Newsbites: Camp! Donner! Payback! Clonus!

Time to dump some of the stories I’ve been stockpiling.

1. The Associated Press reports that Becky Fischer, the children’s ministry leader depicted in the documentary Jesus Camp, has decided not to continue with her camps at Devil’s Lake in North Dakota, due to the vandalism there since the movie came out.

2. Variety has an item up on the upcoming “Richard Donner cut” of Superman II (1980). Love the headline (“Supe’s on for Donner”)!

3. In a similar vein, Jeffrey Wells reports that a director’s cut of Payback (1999), reportedly titled Payback: Straight Up and very different from the version that was sent back for massive re-shoots and shown in theatres, is due for a DVD release early next year.
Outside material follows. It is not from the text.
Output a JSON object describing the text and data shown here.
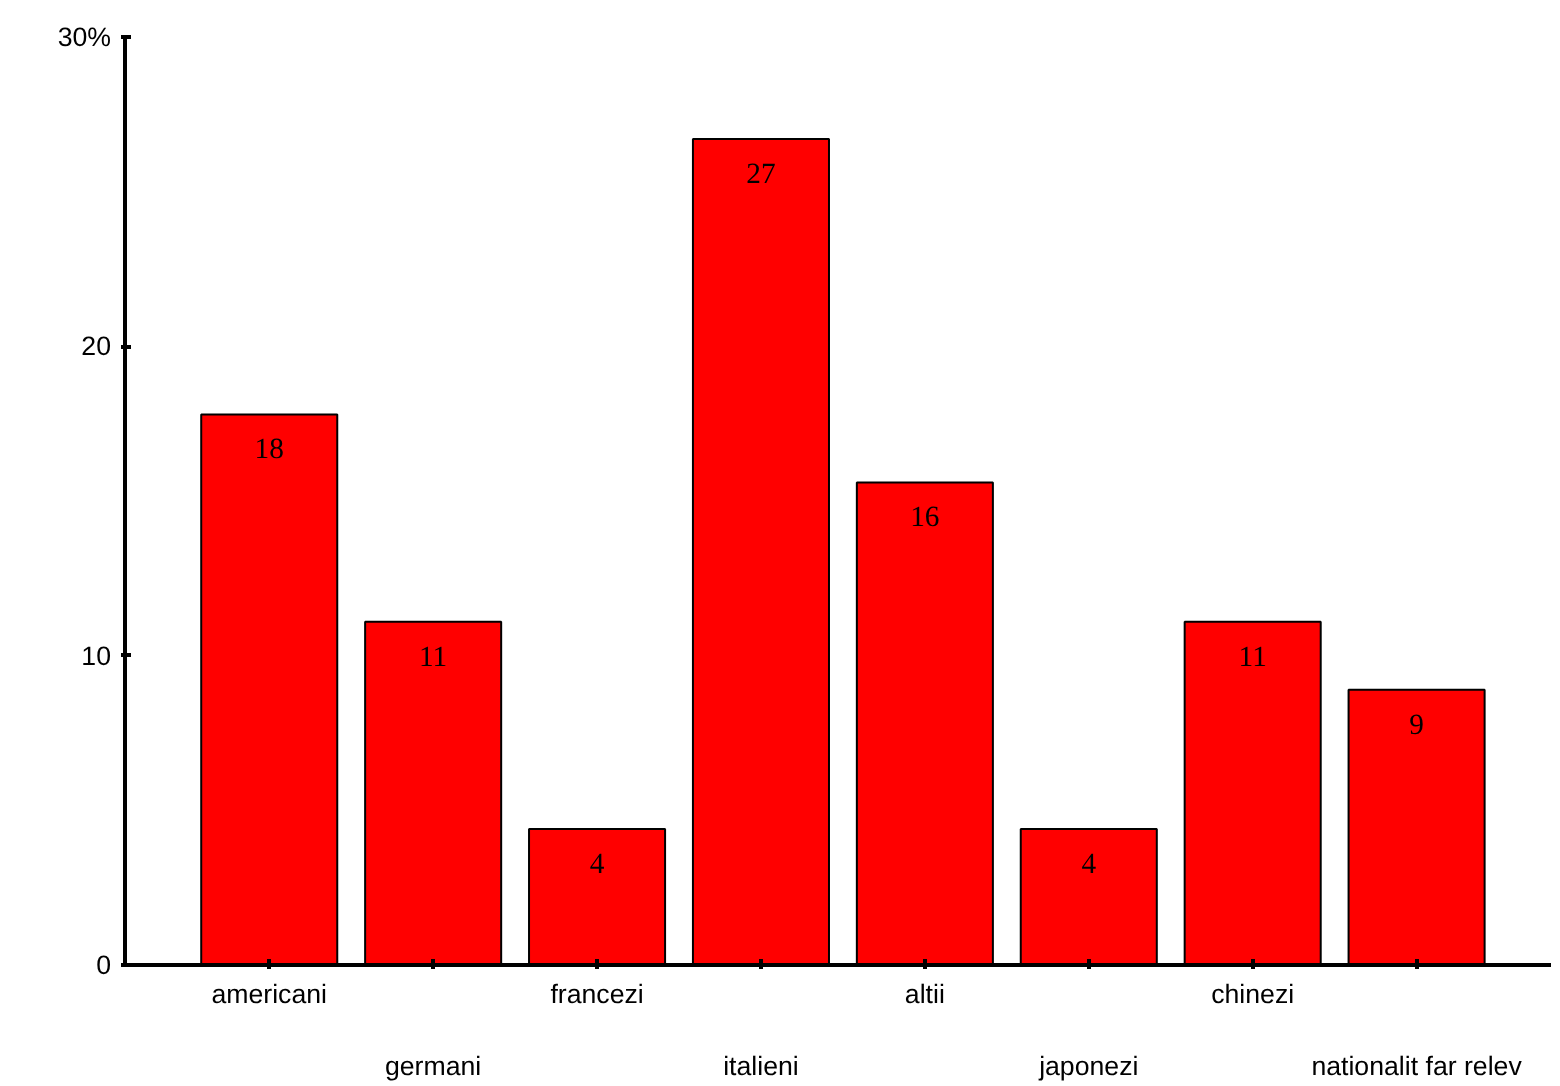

4. Remember how Michael Bay’s The Island (2005) was thought by some to be a rip-off of Parts: The Clonus Horror (1979)? Variety reports that a judge, rather than dismiss the Clonus producer’s lawsuit, has now ordered that it go to trial.

5. The Los Angeles Times profiles black actors who happen to be Christian, paying special attention to Angela Bassett and Blair Underwood — the latter of whom played Jesus in a self-directed short film, The Second Coming (1992).
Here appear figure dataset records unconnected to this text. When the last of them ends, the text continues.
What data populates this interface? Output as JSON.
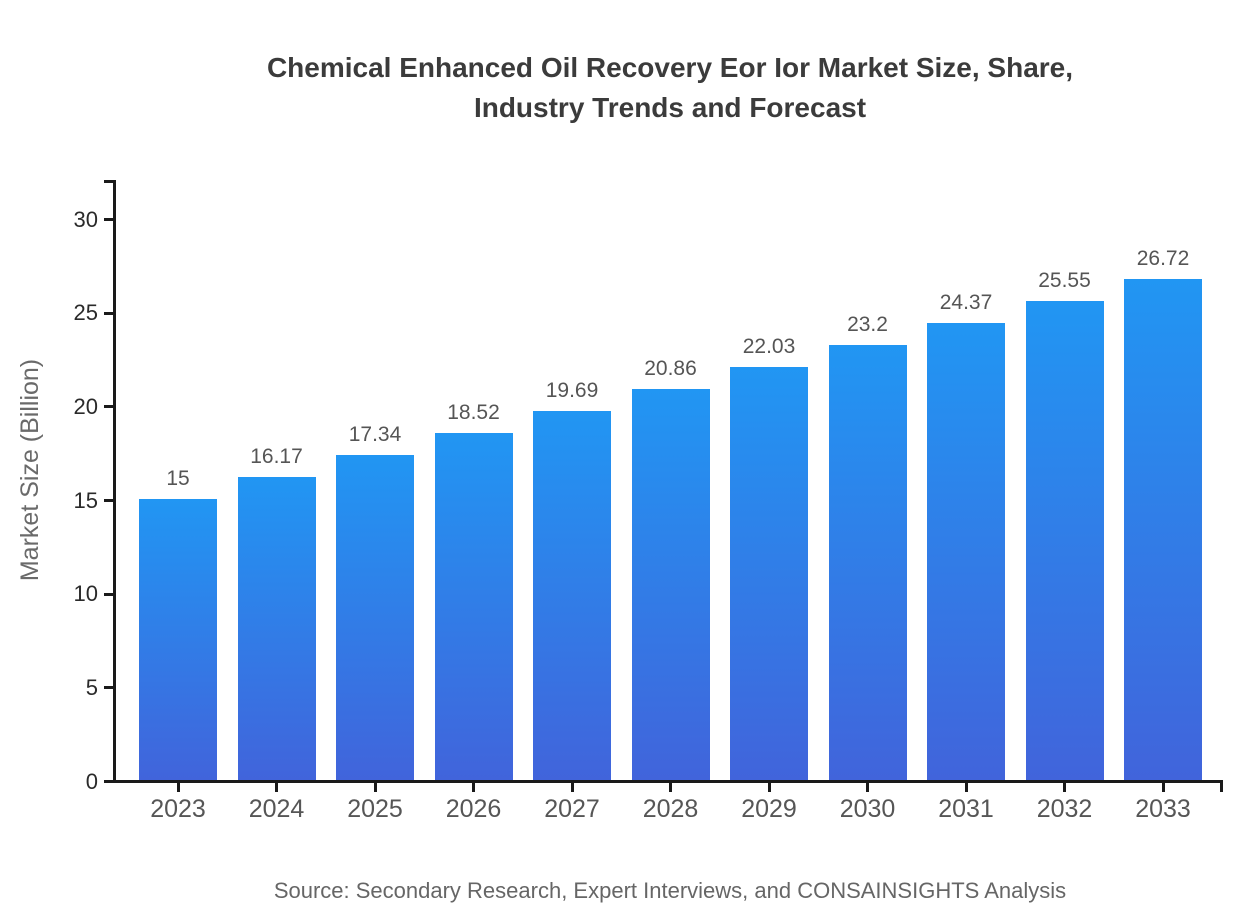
{
  "header": {
    "title_line1": "Chemical Enhanced Oil Recovery Eor Ior Market Size, Share,",
    "title_line2": "Industry Trends and Forecast"
  },
  "chart_data": {
    "type": "bar",
    "title": "Chemical Enhanced Oil Recovery Eor Ior Market Size, Share, Industry Trends and Forecast",
    "categories": [
      "2023",
      "2024",
      "2025",
      "2026",
      "2027",
      "2028",
      "2029",
      "2030",
      "2031",
      "2032",
      "2033"
    ],
    "values": [
      15,
      16.17,
      17.34,
      18.52,
      19.69,
      20.86,
      22.03,
      23.2,
      24.37,
      25.55,
      26.72
    ],
    "data_labels": [
      "15",
      "16.17",
      "17.34",
      "18.52",
      "19.69",
      "20.86",
      "22.03",
      "23.2",
      "24.37",
      "25.55",
      "26.72"
    ],
    "xlabel": "",
    "ylabel": "Market Size (Billion)",
    "ylim": [
      0,
      32
    ],
    "yticks": [
      0,
      5,
      10,
      15,
      20,
      25,
      30
    ],
    "grid": false,
    "legend": "none",
    "bar_color_top": "#2196f3",
    "bar_color_bottom": "#4164db"
  },
  "footer": {
    "source": "Source: Secondary Research, Expert Interviews, and CONSAINSIGHTS Analysis"
  },
  "colors": {
    "background": "#ffffff",
    "axis": "#1a1a1a",
    "y_tick_label": "#2a2a2a",
    "x_tick_label": "#565656",
    "value_label": "#555555",
    "title": "#3b3b3b",
    "muted_text": "#666666"
  }
}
6. Paul V.M. Flescher looks at the role of religion in the booming Nigerian film industry, over at his Film and Religion blog.

7. The New York Times asked six days ago if documentaries like The Bridge (about people jumping to their deaths from the Golden Gate Bridge), Exit: The Right to Die (2005) and even Dying at Grace (2003) constitute a new form of “respectable snuff film”. Along the way, the Times story mentions the Faces of Death (1978) series in passing, describing it as “clip compendiums of sundry fatalities ranging from the blatantly falsified to the apparently genuine.” And then, two days ago, Variety and the Hollywood Reporter happened to mention that J.T. Petty will direct Faces of Death, “a feature remake of the series of gory videotapes that became cult faves in the 1970s and ’80s.”